BOLOGNA – “La corazzata Potemkin è una cagata pazzesca!”. Esulterà il signor Fantozzi ragionier Ugo leggendo quanto accaduto in un cineclub di Bologna dove, per ben nove giorni, hanno proiettato The Tree of Life – L’albero della Vita di Terrence Malick al contrario. E per tutti i nove giorni, alla fine della proiezione, applausi e nessuna obiezione. I film come La Corazzata Potemkin sono brutti. E i loro estimatori non sono altro che finti intellettuali snob che giudicano un film bellissimo, anche se in cuor loro non gli è piaciuto affatto, solo perché deve essere bellissimo, vuoi perché storico o vuoi perché firmato dal regista più alternativo e cool del momento. I fatti bolognesi sono la controprova che il ragioniere più famoso d’Italia esprimeva un sentimento diffuso, comune e soprattutto vero.

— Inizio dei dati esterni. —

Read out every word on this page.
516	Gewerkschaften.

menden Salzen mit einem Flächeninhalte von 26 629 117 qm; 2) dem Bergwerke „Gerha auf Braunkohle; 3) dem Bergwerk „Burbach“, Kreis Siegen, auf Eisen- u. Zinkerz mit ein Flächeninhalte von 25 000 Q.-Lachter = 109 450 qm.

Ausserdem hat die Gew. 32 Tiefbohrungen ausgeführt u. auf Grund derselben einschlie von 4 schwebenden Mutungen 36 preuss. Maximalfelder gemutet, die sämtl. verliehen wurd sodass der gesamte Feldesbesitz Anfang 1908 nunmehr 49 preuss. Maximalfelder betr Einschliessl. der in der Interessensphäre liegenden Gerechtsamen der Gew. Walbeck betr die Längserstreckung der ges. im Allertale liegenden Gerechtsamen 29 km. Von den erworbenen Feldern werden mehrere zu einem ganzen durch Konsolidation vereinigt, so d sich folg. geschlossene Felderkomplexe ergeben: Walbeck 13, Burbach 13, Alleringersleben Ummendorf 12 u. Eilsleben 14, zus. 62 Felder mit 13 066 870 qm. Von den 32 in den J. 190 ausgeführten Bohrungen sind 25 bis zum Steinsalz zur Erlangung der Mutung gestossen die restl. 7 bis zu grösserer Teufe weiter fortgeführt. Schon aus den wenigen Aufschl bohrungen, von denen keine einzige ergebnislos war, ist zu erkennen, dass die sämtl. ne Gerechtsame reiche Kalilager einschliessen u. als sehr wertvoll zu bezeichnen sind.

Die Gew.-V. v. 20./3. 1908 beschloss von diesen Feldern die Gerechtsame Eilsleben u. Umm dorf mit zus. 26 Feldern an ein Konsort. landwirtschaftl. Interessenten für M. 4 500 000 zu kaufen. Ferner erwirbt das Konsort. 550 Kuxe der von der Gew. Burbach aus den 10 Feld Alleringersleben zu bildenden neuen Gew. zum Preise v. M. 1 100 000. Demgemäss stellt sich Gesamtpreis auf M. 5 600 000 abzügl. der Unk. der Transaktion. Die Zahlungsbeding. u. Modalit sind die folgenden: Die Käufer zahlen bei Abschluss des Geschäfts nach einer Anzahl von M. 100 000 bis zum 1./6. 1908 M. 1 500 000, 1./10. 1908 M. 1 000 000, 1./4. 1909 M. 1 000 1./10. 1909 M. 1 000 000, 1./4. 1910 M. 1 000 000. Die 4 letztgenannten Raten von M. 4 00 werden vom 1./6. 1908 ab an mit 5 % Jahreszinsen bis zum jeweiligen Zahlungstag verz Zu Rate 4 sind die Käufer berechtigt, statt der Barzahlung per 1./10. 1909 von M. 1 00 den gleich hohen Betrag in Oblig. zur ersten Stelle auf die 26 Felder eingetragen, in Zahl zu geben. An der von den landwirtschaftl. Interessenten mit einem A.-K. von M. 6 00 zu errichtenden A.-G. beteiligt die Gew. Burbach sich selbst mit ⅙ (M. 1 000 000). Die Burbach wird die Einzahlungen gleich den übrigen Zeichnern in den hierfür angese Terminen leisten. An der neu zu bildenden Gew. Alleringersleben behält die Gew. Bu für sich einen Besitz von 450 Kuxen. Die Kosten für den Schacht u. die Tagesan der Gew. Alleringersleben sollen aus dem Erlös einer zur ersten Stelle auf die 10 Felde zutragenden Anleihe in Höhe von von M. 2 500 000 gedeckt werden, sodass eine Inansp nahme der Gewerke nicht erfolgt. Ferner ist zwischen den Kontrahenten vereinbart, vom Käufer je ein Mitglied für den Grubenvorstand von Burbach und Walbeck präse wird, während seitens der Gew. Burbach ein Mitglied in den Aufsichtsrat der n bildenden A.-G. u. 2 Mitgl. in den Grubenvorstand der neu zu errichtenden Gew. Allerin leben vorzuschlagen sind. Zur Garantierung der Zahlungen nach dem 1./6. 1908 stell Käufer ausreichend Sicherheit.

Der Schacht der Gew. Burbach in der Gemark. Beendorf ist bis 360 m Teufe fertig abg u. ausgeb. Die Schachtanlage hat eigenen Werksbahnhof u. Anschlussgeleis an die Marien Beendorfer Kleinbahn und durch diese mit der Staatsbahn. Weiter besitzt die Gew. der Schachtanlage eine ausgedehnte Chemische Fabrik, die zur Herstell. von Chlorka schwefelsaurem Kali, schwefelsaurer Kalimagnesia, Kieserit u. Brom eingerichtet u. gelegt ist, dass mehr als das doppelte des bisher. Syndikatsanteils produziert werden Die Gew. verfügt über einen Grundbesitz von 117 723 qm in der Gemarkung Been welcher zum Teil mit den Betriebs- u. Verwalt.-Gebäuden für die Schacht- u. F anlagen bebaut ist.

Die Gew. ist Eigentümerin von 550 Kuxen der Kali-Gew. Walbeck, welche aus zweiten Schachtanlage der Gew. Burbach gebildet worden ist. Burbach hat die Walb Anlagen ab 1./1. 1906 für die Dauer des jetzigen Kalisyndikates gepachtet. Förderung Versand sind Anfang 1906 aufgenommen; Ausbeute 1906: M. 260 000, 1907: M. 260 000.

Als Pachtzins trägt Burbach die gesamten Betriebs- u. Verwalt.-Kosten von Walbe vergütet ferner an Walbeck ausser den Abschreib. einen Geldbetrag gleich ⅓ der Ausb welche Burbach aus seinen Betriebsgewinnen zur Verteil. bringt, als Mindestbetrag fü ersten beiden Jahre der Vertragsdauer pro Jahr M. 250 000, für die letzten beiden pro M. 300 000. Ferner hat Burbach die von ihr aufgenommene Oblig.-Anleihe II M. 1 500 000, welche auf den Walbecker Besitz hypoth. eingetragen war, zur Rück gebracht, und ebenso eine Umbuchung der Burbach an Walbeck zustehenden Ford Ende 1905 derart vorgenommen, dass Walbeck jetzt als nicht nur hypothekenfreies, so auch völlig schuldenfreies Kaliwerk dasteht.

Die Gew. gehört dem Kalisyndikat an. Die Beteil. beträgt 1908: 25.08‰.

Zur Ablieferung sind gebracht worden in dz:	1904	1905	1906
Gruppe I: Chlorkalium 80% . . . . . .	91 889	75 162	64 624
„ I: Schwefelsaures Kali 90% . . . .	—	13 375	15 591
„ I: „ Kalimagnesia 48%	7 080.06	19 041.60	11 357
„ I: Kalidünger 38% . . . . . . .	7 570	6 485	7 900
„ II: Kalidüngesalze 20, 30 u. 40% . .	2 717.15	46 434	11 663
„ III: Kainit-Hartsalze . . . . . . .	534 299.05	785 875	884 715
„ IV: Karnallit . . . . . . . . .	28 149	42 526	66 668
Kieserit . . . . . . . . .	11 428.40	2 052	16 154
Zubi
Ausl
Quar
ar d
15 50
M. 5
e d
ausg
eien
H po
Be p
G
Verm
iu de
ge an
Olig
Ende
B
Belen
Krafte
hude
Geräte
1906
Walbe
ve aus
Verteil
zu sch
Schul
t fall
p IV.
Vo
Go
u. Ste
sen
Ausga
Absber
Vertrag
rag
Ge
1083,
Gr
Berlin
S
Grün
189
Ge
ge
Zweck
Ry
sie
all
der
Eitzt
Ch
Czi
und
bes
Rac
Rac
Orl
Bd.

Nel cineclub bolognese hanno proiettato prima il secondo tempo e poi il primo del film vincitore a Cannes ed interpretato da Sean Penn. Colpa del distributore che aveva etichettato male le bobine. Cose che succedono, che possono succedere. Ma di solito durante la prima proiezione, o al massimo alla fine della stessa, il pubblico se ne accorge, protesta, e l’errore viene corretto. Non in questo caso. Per accorgersi dell’errore c’è voluta più di una settimana. Giorni in cui nessuno ha avuto nulla da obiettare se alla fine del primo tempo compariva la scritta “fine” o se, all’inizio del secondo tempo apparivano i titoli di testa e il logo del distributore. Geniale destrutturalizzazione del film, avranno commentato i cinefili in sala. E chissà poi quali dotti commenti sul regista e sul suo montaggio, che pare non sia piaciuto nemmeno al protagonista Sean Penn, avranno riempito le bocche di un pubblico così dotto. Speriamo ricominci presto il campionato di calcio e che arrivi il prossimo cinepanettone, materiale certamente più consono al pubblico in questione, anche se ammetterlo “sta male”.